There’s one more thing I want to say about this welfare trap example. When you look at these numbers, [00:25:00] when I look at these numbers it makes me feel very good about humanity because so many people despite this, despite the fact that their disposable income goes down and down and down until they get to earning $30,000 where it’s finally the take home pay is above what it was when they weren’t working at all, despite that so many people do get out of the poverty trap. People have enough [00:25:30] wisdom to see that if I don’t start to get out of this, I’ll never get out so I’ve got to take the loss to my disposable income, get a job and get out. Okay, questions on margin, the margin, marginal?

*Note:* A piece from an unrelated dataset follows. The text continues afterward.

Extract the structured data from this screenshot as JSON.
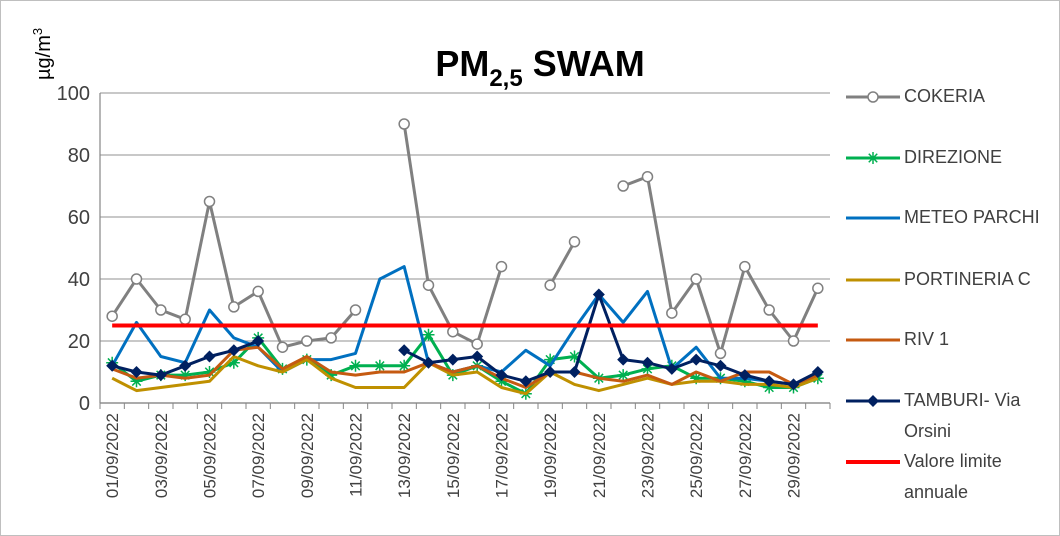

Student: How do your students who favor welfare programs react when they see those graphs?
Howard Baetjer: [00:26:00] All of my students react to this with horror and the more progressed minded, if they engage with me further on it, I point out to them that this is a really hard problem. It wasn’t until this summer that I saw that proposal from Anthony Davies that seems maybe to be a way to get around this. If you’re going to have things like medicaid and food stamps and so on, it [00:26:30] seems almost impossible to structure it in a way that isn’t going to have these horrible incentives in it. I’ll put it back to the progressively minded students, this is something that you need to address, if you’re going to favor government intervention, government welfare, you need to be sensitive to this problem. I don’t know how to do it, maybe you can figure it out. I often leave it at that so that [00:27:00] they … I hope they’ll go away more thoughtful and start to question their … Perhaps to little question the belief and extensive government welfare.
If time goes on further, I’ll talk about the fraternal associations that provided welfare services. There are things like insurance, there are things like charity, there are all sorts of civil society voluntarily contributed [00:27:30] to ways of taking care of the poor that I believe would work better. Depending on the time we have and the student’s interest I get into that more or less [00:28:00] deeply.